この言葉は、仏教が民衆に広がる前の日本、江戸時代以前には「宍色(ししいろ)」として知られていました。
「宍(しし)」は古くから食べられる動物の肉を示す言葉でしたが、徳川綱吉の「生類憐れみの令」以降、「宍色」の呼び名は避けられ、「肌色」という言葉が一般的になったとされています。
自由画教育の導入された大正時代に入ると、絵具や色鉛筆の需要が増えました。
特に昭和の初期には、子供たちが人の顔を描く際に使う色として「肌色」が一般的に使われるようになりました。
しかし、その後この用語は徐々に使われなくなりました。
その転換点となったのは、1950年代から60年代にかけての「アフリカ系アメリカ人公民権運動」の波及でした。
この運動の影響を受け、人の肌色を指す際に使われていた英語の「flesh」という単語も、その後「peach」という表現に変わりました。
これは、肌色を一つの色に限定することの適切さに疑問が投げかけられた結果です。
「はだ色」という表現が変わった背景はなんなの?
残念ながら、日本においては人種差別に対する認識が低いと長らく指摘されてきました。
そんな状況の中、消費者の中には、多民族国家である日本で単一の色を「はだ色」とすることに差別的な意味合いがあると指摘する声が上がりました。
学校教育の現場からも、「はだ色」という表現を使うことに対する抵抗感が強まり、この問題は2000年頃、大きなクレヨンメーカーが製品名を変更する契機となりました。

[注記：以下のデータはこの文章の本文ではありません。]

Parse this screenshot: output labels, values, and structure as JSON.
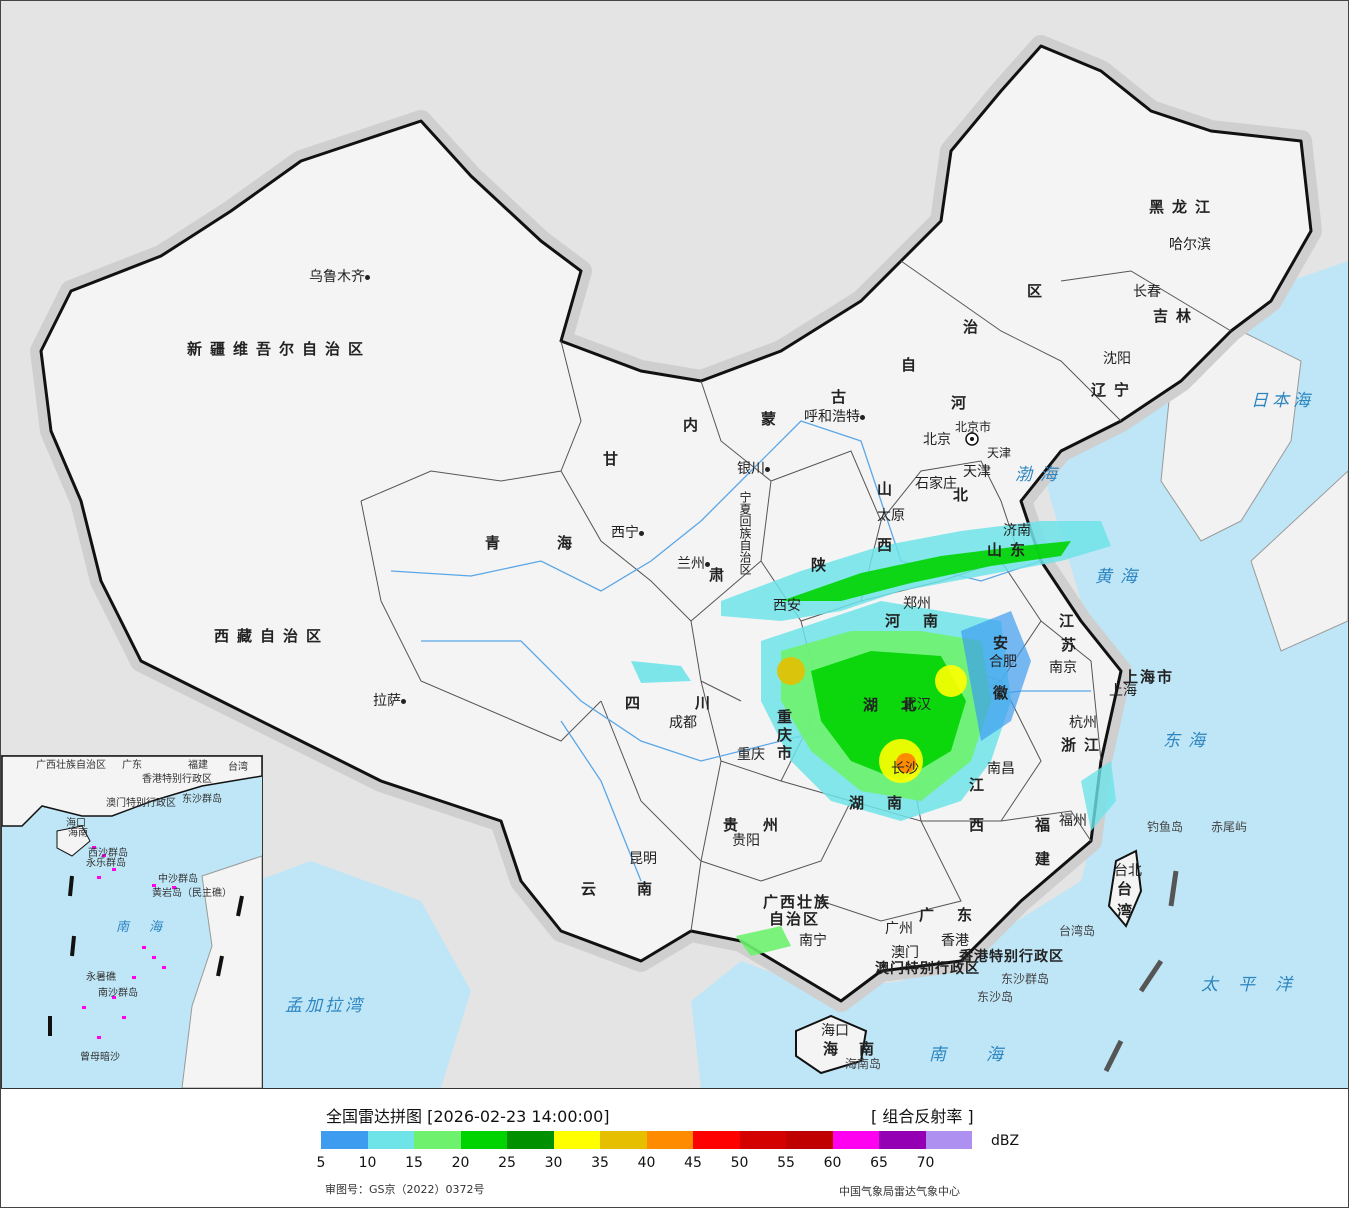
{
  "legend": {
    "title": "全国雷达拼图 [2026-02-23 14:00:00]",
    "product": "[ 组合反射率 ]",
    "unit": "dBZ",
    "review_number": "审图号：GS京（2022）0372号",
    "credit": "中国气象局雷达气象中心",
    "ticks": [
      "5",
      "10",
      "15",
      "20",
      "25",
      "30",
      "35",
      "40",
      "45",
      "50",
      "55",
      "60",
      "65",
      "70"
    ],
    "colors": [
      "#3d9cf0",
      "#6ee3e8",
      "#6ef26e",
      "#00d400",
      "#009000",
      "#ffff00",
      "#e6c000",
      "#ff8c00",
      "#ff0000",
      "#d40000",
      "#c00000",
      "#ff00f0",
      "#9400b4",
      "#ad90f0"
    ]
  },
  "cities": [
    {
      "name": "乌鲁木齐"
    },
    {
      "name": "拉萨"
    },
    {
      "name": "西宁"
    },
    {
      "name": "兰州"
    },
    {
      "name": "银川"
    },
    {
      "name": "呼和浩特"
    },
    {
      "name": "北京"
    },
    {
      "name": "天津"
    },
    {
      "name": "石家庄"
    },
    {
      "name": "太原"
    },
    {
      "name": "西安"
    },
    {
      "name": "郑州"
    },
    {
      "name": "济南"
    },
    {
      "name": "南京"
    },
    {
      "name": "合肥"
    },
    {
      "name": "上海"
    },
    {
      "name": "杭州"
    },
    {
      "name": "武汉"
    },
    {
      "name": "南昌"
    },
    {
      "name": "长沙"
    },
    {
      "name": "福州"
    },
    {
      "name": "台北"
    },
    {
      "name": "广州"
    },
    {
      "name": "香港"
    },
    {
      "name": "澳门"
    },
    {
      "name": "南宁"
    },
    {
      "name": "海口"
    },
    {
      "name": "贵阳"
    },
    {
      "name": "昆明"
    },
    {
      "name": "成都"
    },
    {
      "name": "重庆"
    },
    {
      "name": "沈阳"
    },
    {
      "name": "长春"
    },
    {
      "name": "哈尔滨"
    }
  ],
  "provinces": {
    "xinjiang": "新疆维吾尔自治区",
    "xizang": "西藏自治区",
    "qinghai_a": "青",
    "qinghai_b": "海",
    "gansu": "甘",
    "sichuan_a": "四",
    "sichuan_b": "川",
    "yunnan_a": "云",
    "yunnan_b": "南",
    "guizhou_a": "贵",
    "guizhou_b": "州",
    "guangxi_a": "广西壮族",
    "guangxi_b": "自治区",
    "guangdong_a": "广",
    "guangdong_b": "东",
    "hunan_a": "湖",
    "hunan_b": "南",
    "hubei_a": "湖",
    "hubei_b": "北",
    "jiangxi_a": "江",
    "jiangxi_b": "西",
    "fujian_a": "福",
    "fujian_b": "建",
    "zhejiang": "浙江",
    "jiangsu_a": "江",
    "jiangsu_b": "苏",
    "anhui_a": "安",
    "anhui_b": "徽",
    "shandong": "山东",
    "henan_a": "河",
    "henan_b": "南",
    "shaanxi": "陕",
    "shanxi_a": "山",
    "shanxi_b": "西",
    "hebei_a": "河",
    "hebei_b": "北",
    "neimenggu_a": "内",
    "neimenggu_b": "蒙",
    "neimenggu_c": "古",
    "neimenggu_d": "自",
    "neimenggu_e": "治",
    "neimenggu_f": "区",
    "heilongjiang": "黑龙江",
    "jilin": "吉林",
    "liaoning": "辽宁",
    "chongqing_a": "重",
    "chongqing_b": "庆",
    "chongqing_c": "市",
    "shanghai": "上海市",
    "tianjin": "天津",
    "beijing_shi": "北京市",
    "ningxia": "宁夏回族自治区",
    "gansu_b": "肃",
    "hainan_a": "海",
    "hainan_b": "南",
    "taiwan_a": "台",
    "taiwan_b": "湾",
    "xianggang_sar": "香港特别行政区",
    "aomen_sar": "澳门特别行政区"
  },
  "seas": {
    "bohai": "渤海",
    "huanghai": "黄海",
    "donghai": "东海",
    "nanhai": "南海",
    "ribenhai": "日本海",
    "taipingyang": "太平洋",
    "mengjiala": "孟加拉湾"
  },
  "islands": {
    "diaoyu": "钓鱼岛",
    "chiwei": "赤尾屿",
    "taiwan_island": "台湾岛",
    "dongsha_qundao": "东沙群岛",
    "dongsha_dao": "东沙岛",
    "hainan_dao": "海南岛"
  },
  "inset": {
    "guangxi": "广西壮族自治区",
    "guangdong": "广东",
    "fujian": "福建",
    "taiwan": "台湾",
    "hk": "香港特别行政区",
    "macao": "澳门特别行政区",
    "dongsha": "东沙群岛",
    "haikou": "海口",
    "hainan": "海南",
    "xisha": "西沙群岛",
    "yongle": "永乐群岛",
    "zhongsha": "中沙群岛",
    "huangyan": "黄岩岛（民主礁）",
    "nanhai": "南海",
    "yongshu": "永暑礁",
    "nansha": "南沙群岛",
    "zengmu": "曾母暗沙"
  }
}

ぺんてるは「ペールオレンジ」へ、サクラは「うすだいだい」という名称へと切り替えました。
これにより、色鉛筆や絵の具などの画材からも「はだ色」という名前が次第に姿を消していったのです。
まとめ
「はだ色」の色名の変更は、商品ラベルにおける色の表記を更新することから進みました。
それにもかかわらず、日本においては肌の多様性や人種に関する認識がまだ十分ではないとされています。
「肌色」という表現は、状況に応じて適宜使用可能ですが、肌の色が一様ではないという現実を正しく理解し、尊重することが大切です。